In the first quarter, the team instrumented a server platform (Willowbrook) and two mobile platforms (calpella and sandy bridge) and different sensors (CC2530 based SoC sensors) for detailed power measurements. Based on the mobile calpella platform we then proceeded to evaluate the effectiveness of power modeling techniques by using software and hardware performance counters available from the OS and the hardware. The current understanding from the state of art research is that models work well to predict power. We then experimented with various power models, including linear regression, non-linear regression and support vector machines and state of the art feature selection mechanisms such as Lasso (glmnet). Our results show that power models only work for certain situations and do not work for (a)modern systems that do not have high base power; (b) systems that are multi-core which adds complexity; (c) for predicting detailed power at a subsystem level; (d) systems in which the detailed power states are hidden or; (e) platforms in which the subsystems exhibit extremely fine grained complex power states such as power gating in modern processors.

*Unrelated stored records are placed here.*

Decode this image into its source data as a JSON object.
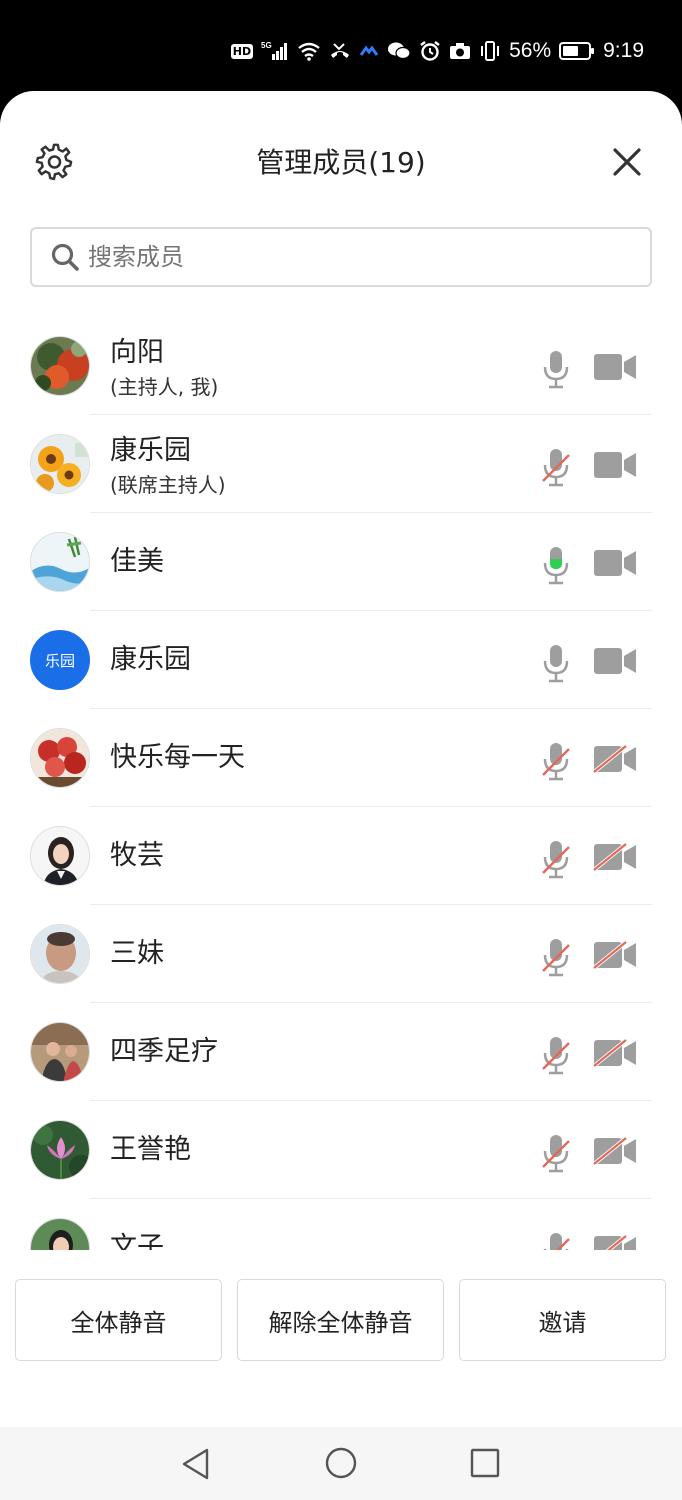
{
  "status_bar": {
    "hd": "HD",
    "signal": "5G",
    "battery": "56%",
    "time": "9:19"
  },
  "header": {
    "title": "管理成员(19)"
  },
  "search": {
    "placeholder": "搜索成员"
  },
  "members": [
    {
      "name": "向阳",
      "role": "(主持人, 我)",
      "avatar": "red-flowers",
      "mic": "on",
      "cam": "on"
    },
    {
      "name": "康乐园",
      "role": "(联席主持人)",
      "avatar": "sunflowers",
      "mic": "muted",
      "cam": "on"
    },
    {
      "name": "佳美",
      "role": "",
      "avatar": "bamboo-water",
      "mic": "speaking",
      "cam": "on"
    },
    {
      "name": "康乐园",
      "role": "",
      "avatar_text": "乐园",
      "avatar": "blue-text",
      "mic": "on",
      "cam": "on"
    },
    {
      "name": "快乐每一天",
      "role": "",
      "avatar": "red-bouquet",
      "mic": "muted",
      "cam": "off"
    },
    {
      "name": "牧芸",
      "role": "",
      "avatar": "woman-portrait",
      "mic": "muted",
      "cam": "off"
    },
    {
      "name": "三妹",
      "role": "",
      "avatar": "person-face",
      "mic": "muted",
      "cam": "off"
    },
    {
      "name": "四季足疗",
      "role": "",
      "avatar": "people-group",
      "mic": "muted",
      "cam": "off"
    },
    {
      "name": "王誉艳",
      "role": "",
      "avatar": "lotus",
      "mic": "muted",
      "cam": "off"
    },
    {
      "name": "文子",
      "role": "",
      "avatar": "woman-portrait-2",
      "mic": "muted",
      "cam": "off"
    }
  ],
  "actions": {
    "mute_all": "全体静音",
    "unmute_all": "解除全体静音",
    "invite": "邀请"
  },
  "colors": {
    "icon_gray": "#9e9e9e",
    "muted_red": "#e06a5a",
    "speaking_green": "#2fcf52",
    "avatar_blue": "#1a6fe8"
  }
}
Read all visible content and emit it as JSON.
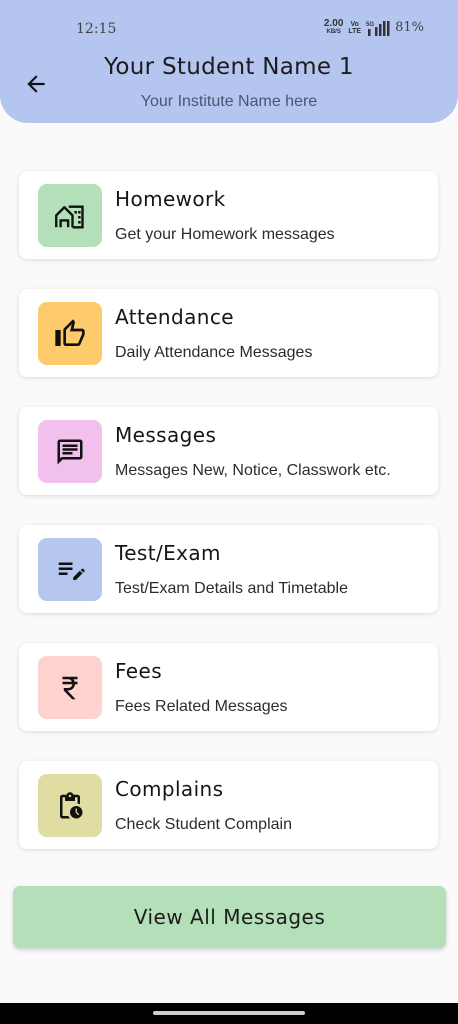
{
  "status_bar": {
    "time": "12:15",
    "net_speed_value": "2.00",
    "net_speed_unit": "KB/S",
    "volte_top": "Vo",
    "volte_bottom": "LTE",
    "network_label": "5G",
    "battery": "81%"
  },
  "header": {
    "title": "Your Student Name 1",
    "subtitle": "Your Institute Name here",
    "back_icon": "arrow-back-icon",
    "background": "#b4c5ef"
  },
  "menu": {
    "items": [
      {
        "title": "Homework",
        "description": "Get your Homework messages",
        "icon": "home-work-icon",
        "color": "#b4e0b9"
      },
      {
        "title": "Attendance",
        "description": "Daily Attendance Messages",
        "icon": "thumb-up-icon",
        "color": "#fdcb6b"
      },
      {
        "title": "Messages",
        "description": "Messages New, Notice, Classwork etc.",
        "icon": "chat-icon",
        "color": "#f2c0ec"
      },
      {
        "title": "Test/Exam",
        "description": "Test/Exam Details and Timetable",
        "icon": "edit-notes-icon",
        "color": "#b5c6ef"
      },
      {
        "title": "Fees",
        "description": "Fees Related Messages",
        "icon": "rupee-icon",
        "color": "#fdd2cf"
      },
      {
        "title": "Complains",
        "description": "Check Student Complain",
        "icon": "clipboard-clock-icon",
        "color": "#dfdda2"
      }
    ]
  },
  "footer": {
    "view_all_label": "View All Messages",
    "button_color": "#b3e0b8"
  }
}
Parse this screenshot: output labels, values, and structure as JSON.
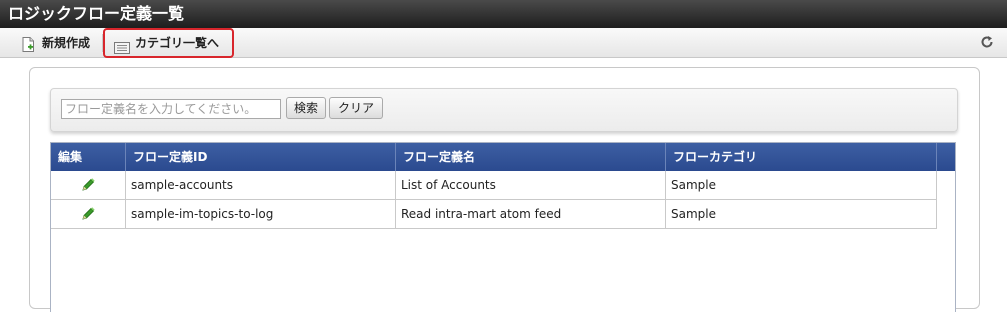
{
  "window": {
    "title": "ロジックフロー定義一覧"
  },
  "toolbar": {
    "new_label": "新規作成",
    "category_label": "カテゴリ一覧へ",
    "reload_icon": "reload-icon"
  },
  "search": {
    "placeholder": "フロー定義名を入力してください。",
    "value": "",
    "search_label": "検索",
    "clear_label": "クリア"
  },
  "grid": {
    "columns": [
      "編集",
      "フロー定義ID",
      "フロー定義名",
      "フローカテゴリ"
    ],
    "rows": [
      {
        "id": "sample-accounts",
        "name": "List of Accounts",
        "category": "Sample"
      },
      {
        "id": "sample-im-topics-to-log",
        "name": "Read intra-mart atom feed",
        "category": "Sample"
      }
    ]
  },
  "colors": {
    "header_blue": "#2b4a8f",
    "highlight_red": "#d8262c",
    "edit_green": "#3a9a2a"
  }
}
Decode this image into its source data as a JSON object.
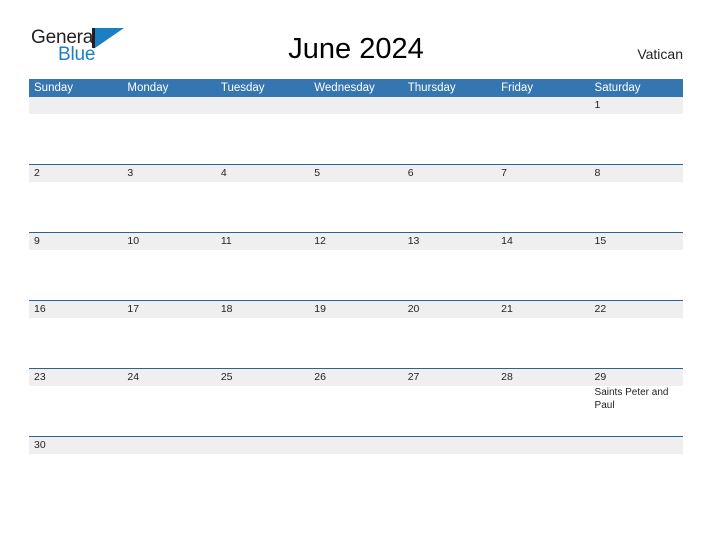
{
  "brand": {
    "name_top": "General",
    "name_bottom": "Blue",
    "triangle_icon": "blue-triangle-icon",
    "accent_color": "#1c7fc4",
    "text_color": "#231f20"
  },
  "header": {
    "title": "June 2024",
    "country": "Vatican"
  },
  "calendar": {
    "header_bg": "#3575b0",
    "band_bg": "#efefef",
    "rule_color": "#2b6298",
    "weekdays": [
      "Sunday",
      "Monday",
      "Tuesday",
      "Wednesday",
      "Thursday",
      "Friday",
      "Saturday"
    ],
    "weeks": [
      [
        {
          "day": ""
        },
        {
          "day": ""
        },
        {
          "day": ""
        },
        {
          "day": ""
        },
        {
          "day": ""
        },
        {
          "day": ""
        },
        {
          "day": "1",
          "events": []
        }
      ],
      [
        {
          "day": "2",
          "events": []
        },
        {
          "day": "3",
          "events": []
        },
        {
          "day": "4",
          "events": []
        },
        {
          "day": "5",
          "events": []
        },
        {
          "day": "6",
          "events": []
        },
        {
          "day": "7",
          "events": []
        },
        {
          "day": "8",
          "events": []
        }
      ],
      [
        {
          "day": "9",
          "events": []
        },
        {
          "day": "10",
          "events": []
        },
        {
          "day": "11",
          "events": []
        },
        {
          "day": "12",
          "events": []
        },
        {
          "day": "13",
          "events": []
        },
        {
          "day": "14",
          "events": []
        },
        {
          "day": "15",
          "events": []
        }
      ],
      [
        {
          "day": "16",
          "events": []
        },
        {
          "day": "17",
          "events": []
        },
        {
          "day": "18",
          "events": []
        },
        {
          "day": "19",
          "events": []
        },
        {
          "day": "20",
          "events": []
        },
        {
          "day": "21",
          "events": []
        },
        {
          "day": "22",
          "events": []
        }
      ],
      [
        {
          "day": "23",
          "events": []
        },
        {
          "day": "24",
          "events": []
        },
        {
          "day": "25",
          "events": []
        },
        {
          "day": "26",
          "events": []
        },
        {
          "day": "27",
          "events": []
        },
        {
          "day": "28",
          "events": []
        },
        {
          "day": "29",
          "events": [
            "Saints Peter and Paul"
          ]
        }
      ],
      [
        {
          "day": "30",
          "events": []
        },
        {
          "day": ""
        },
        {
          "day": ""
        },
        {
          "day": ""
        },
        {
          "day": ""
        },
        {
          "day": ""
        },
        {
          "day": ""
        }
      ]
    ]
  }
}
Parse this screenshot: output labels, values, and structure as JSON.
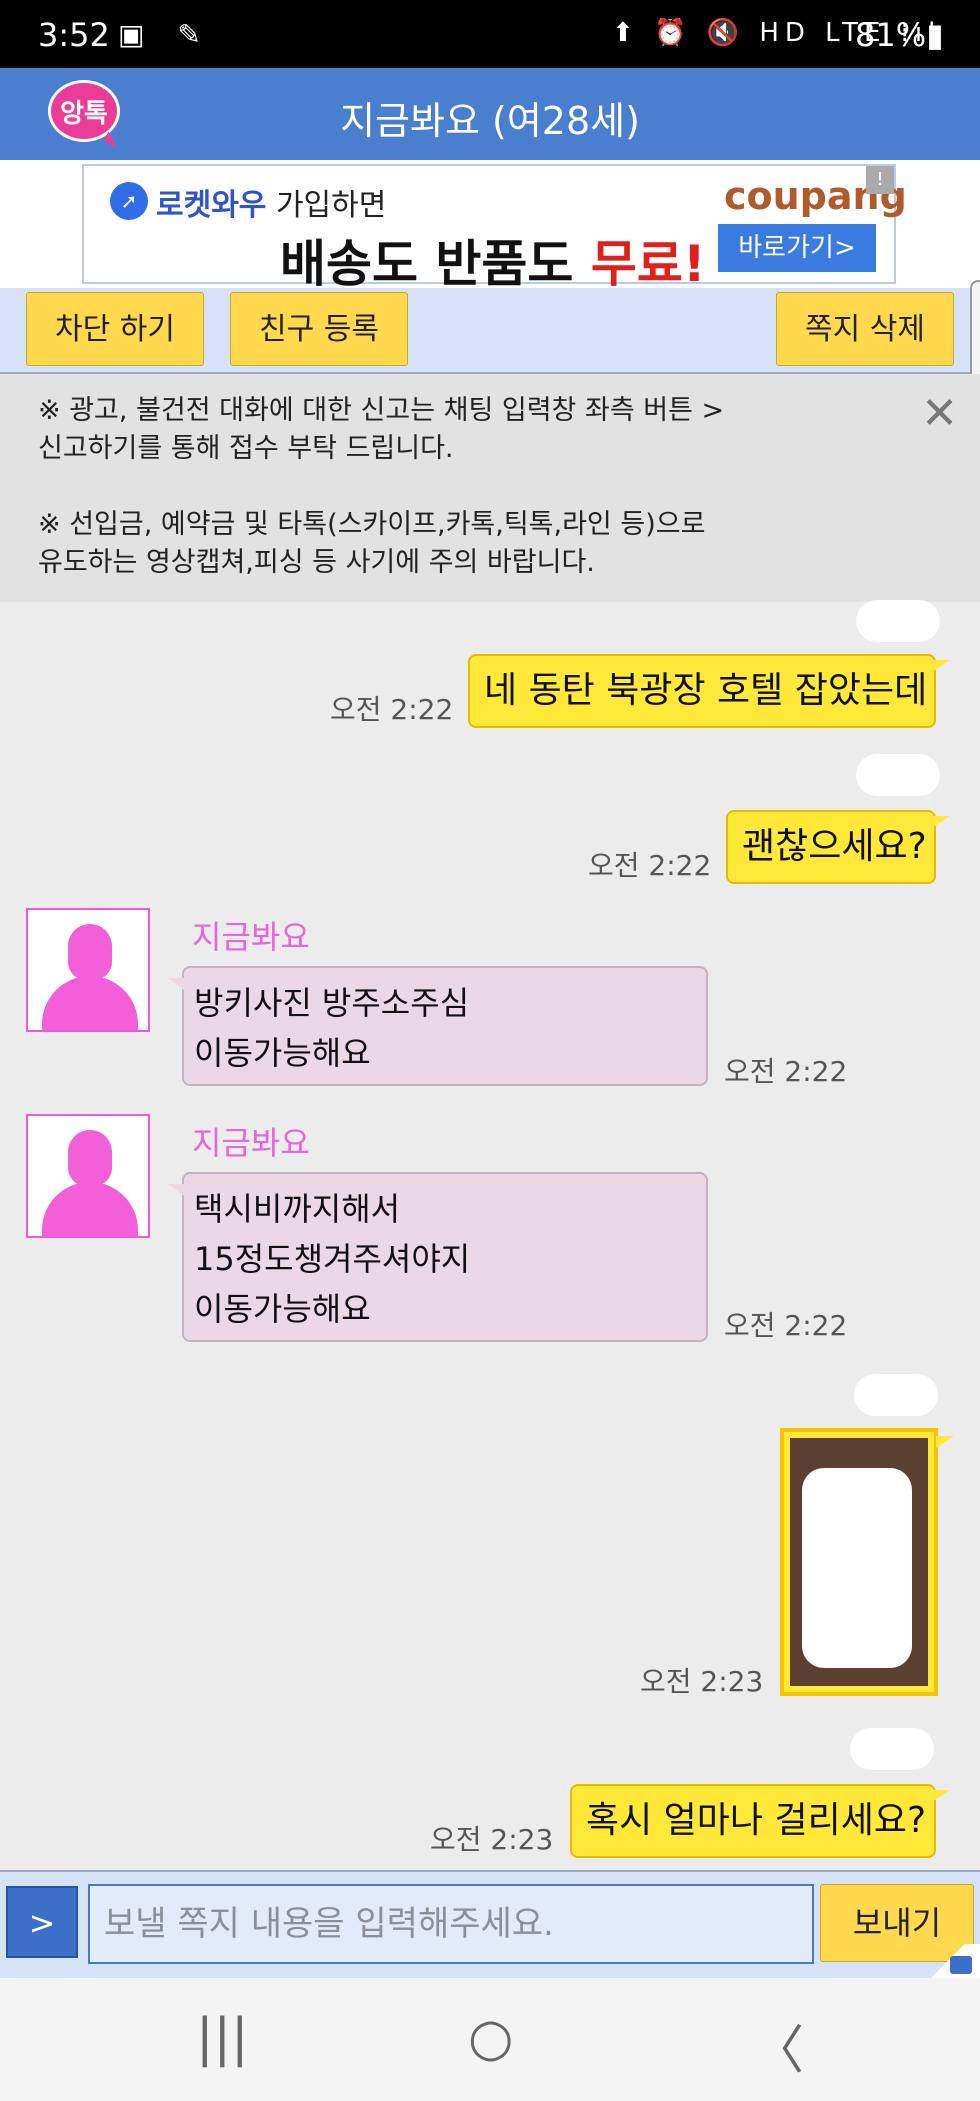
{
  "status_bar": {
    "time": "3:52",
    "left_icons": "▣ ✎",
    "right_icons": "⬆ ⏰ 🔇 HD LTE ⁞ıl",
    "battery": "81%▮"
  },
  "app_bar": {
    "logo": "앙톡",
    "title": "지금봐요 (여28세)"
  },
  "ad": {
    "brand_prefix": "로켓와우",
    "line1_suffix": " 가입하면",
    "line2_a": "배송도 반품도 ",
    "line2_b": "무료!",
    "brand": "coupang",
    "button": "바로가기>",
    "info_icon": "!"
  },
  "actions": {
    "block": "차단 하기",
    "add_friend": "친구 등록",
    "delete_note": "쪽지 삭제"
  },
  "notice": {
    "p1_line1": "※ 광고, 불건전 대화에 대한 신고는 채팅 입력창 좌측 버튼 >",
    "p1_line2": "신고하기를 통해 접수 부탁 드립니다.",
    "p2_line1": "※ 선입금, 예약금 및 타톡(스카이프,카톡,틱톡,라인 등)으로",
    "p2_line2": "유도하는 영상캡쳐,피싱 등 사기에 주의 바랍니다.",
    "close": "✕"
  },
  "messages": {
    "m1": {
      "text": "네 동탄 북광장 호텔 잡았는데",
      "time": "오전 2:22"
    },
    "m2": {
      "text": "괜찮으세요?",
      "time": "오전 2:22"
    },
    "m3": {
      "sender": "지금봐요",
      "line1": "방키사진 방주소주심",
      "line2": "이동가능해요",
      "time": "오전 2:22"
    },
    "m4": {
      "sender": "지금봐요",
      "line1": "택시비까지해서",
      "line2": "15정도챙겨주셔야지",
      "line3": "이동가능해요",
      "time": "오전 2:22"
    },
    "m5": {
      "time": "오전 2:23"
    },
    "m6": {
      "text": "혹시 얼마나 걸리세요?",
      "time": "오전 2:23"
    }
  },
  "input": {
    "expand": ">",
    "placeholder": "보낼 쪽지 내용을 입력해주세요.",
    "send": "보내기"
  },
  "nav": {
    "recents": "|||",
    "home": "○",
    "back": "〈"
  }
}
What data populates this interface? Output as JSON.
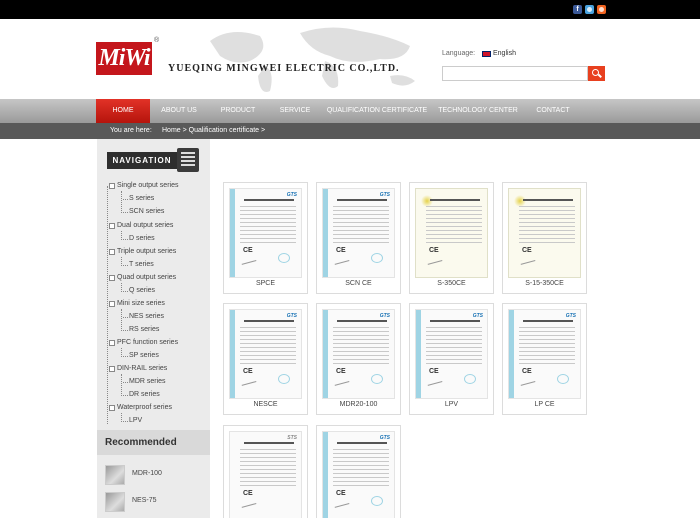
{
  "social": {
    "facebook_glyph": "f",
    "twitter_icon": "twitter-icon",
    "rss_icon": "rss-icon"
  },
  "brand": {
    "logo_text": "MiWi",
    "registered": "®",
    "company": "YUEQING MINGWEI ELECTRIC CO.,LTD."
  },
  "language": {
    "label": "Language:",
    "value": "English"
  },
  "search": {
    "placeholder": ""
  },
  "nav": {
    "items": [
      "HOME",
      "ABOUT US",
      "PRODUCT",
      "SERVICE",
      "QUALIFICATION CERTIFICATE",
      "TECHNOLOGY CENTER",
      "CONTACT"
    ],
    "active": "HOME"
  },
  "breadcrumb": {
    "prefix": "You are here:",
    "path": "Home > Qualification certificate >"
  },
  "sidebar": {
    "heading": "NAVIGATION",
    "categories": [
      {
        "label": "Single output series",
        "subs": [
          "S series",
          "SCN series"
        ]
      },
      {
        "label": "Dual output series",
        "subs": [
          "D series"
        ]
      },
      {
        "label": "Triple output series",
        "subs": [
          "T series"
        ]
      },
      {
        "label": "Quad output series",
        "subs": [
          "Q series"
        ]
      },
      {
        "label": "Mini size series",
        "subs": [
          "NES series",
          "RS series"
        ]
      },
      {
        "label": "PFC function series",
        "subs": [
          "SP series"
        ]
      },
      {
        "label": "DIN-RAIL series",
        "subs": [
          "MDR series",
          "DR series"
        ]
      },
      {
        "label": "Waterproof series",
        "subs": [
          "LPV"
        ]
      }
    ],
    "recommended": {
      "title": "Recommended",
      "items": [
        "MDR-100",
        "NES-75"
      ]
    }
  },
  "certificates": [
    "SPCE",
    "SCN CE",
    "S-350CE",
    "S-15-350CE",
    "NESCE",
    "MDR20-100",
    "LPV",
    "LP CE",
    "",
    ""
  ],
  "cert_marks": {
    "gts": "GTS",
    "sts": "STS",
    "ce": "CE"
  },
  "colors": {
    "accent": "#e23227",
    "nav_bg": "#b0b0b0",
    "breadcrumb_bg": "#595959",
    "sidebar_bg": "#ebebeb"
  }
}
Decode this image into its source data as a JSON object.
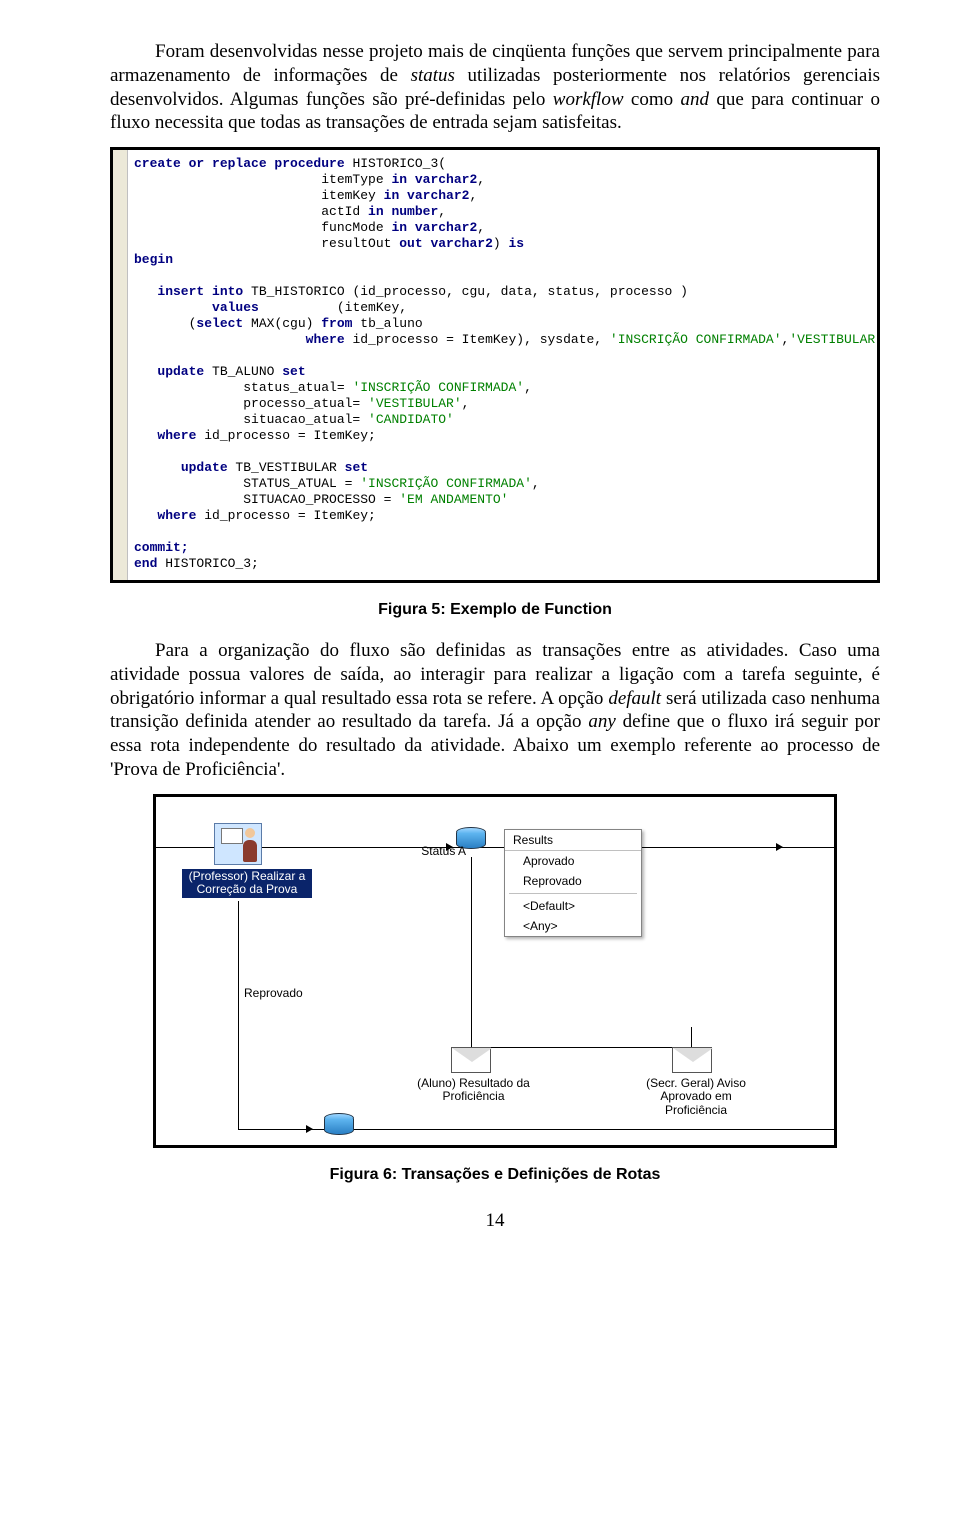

Our evaluations on modern systems show significant power prediction error both at system levels and for individual subsystems such as CPUs across a wide variety of benchmarks. Furthermore we show that when variability is added to the mix the power prediction models become even worse. In our experiments with the identical base calpella system but two instances of the same core i5-540 processor we measured a 13 percent variability in power consumption for the same benchmarks with everything else kept constant.

Publications:

"Evaluating the Effectiveness of Model-Based Power Characterization," John C. McCullough, Yuvraj Agarwal, Jaideep Chandrashekar, Sathyanarayan Kuppuswamy, Alex C. Snoeren, Rajesh K. Gupta. USENIX Annual Technical Conference (USENIX ATC 2011), 06-15-11

(Top) Power breakdown for sample workloads; (bottom) Variability in power consumption measured across two CPUs of the exact same type: Intel Core i5-540M. Core 1 shows a 11% variability between the two processors, while Core 2 shows 11.2% variability. Measurements are averaged across ten runs for each case, with standard deviation marked.

Category:

Measurement / Modeling

Application / Testbeds

Campus:

UCSD

People:

PIs: Yuvraj Agarwal and Rajesh Gupta (UCSD); Graduate students: John McCullough and Sathyanarayan Kupuswamy (UCSD); Industry collaborator: Jaideep Chandrashekhar (Intel)

Artifacts:

We plan to eventually make the calpella and the willowbrook platforms available for remote access for other members of the team to run jobs on them as needed. Right now the platform is being extensively used by our own team for measurements. We also plan to share the wireless sensor design with other members of the team especially UCLA for any variability power measurements and/or adaptive duty-cycling experiments.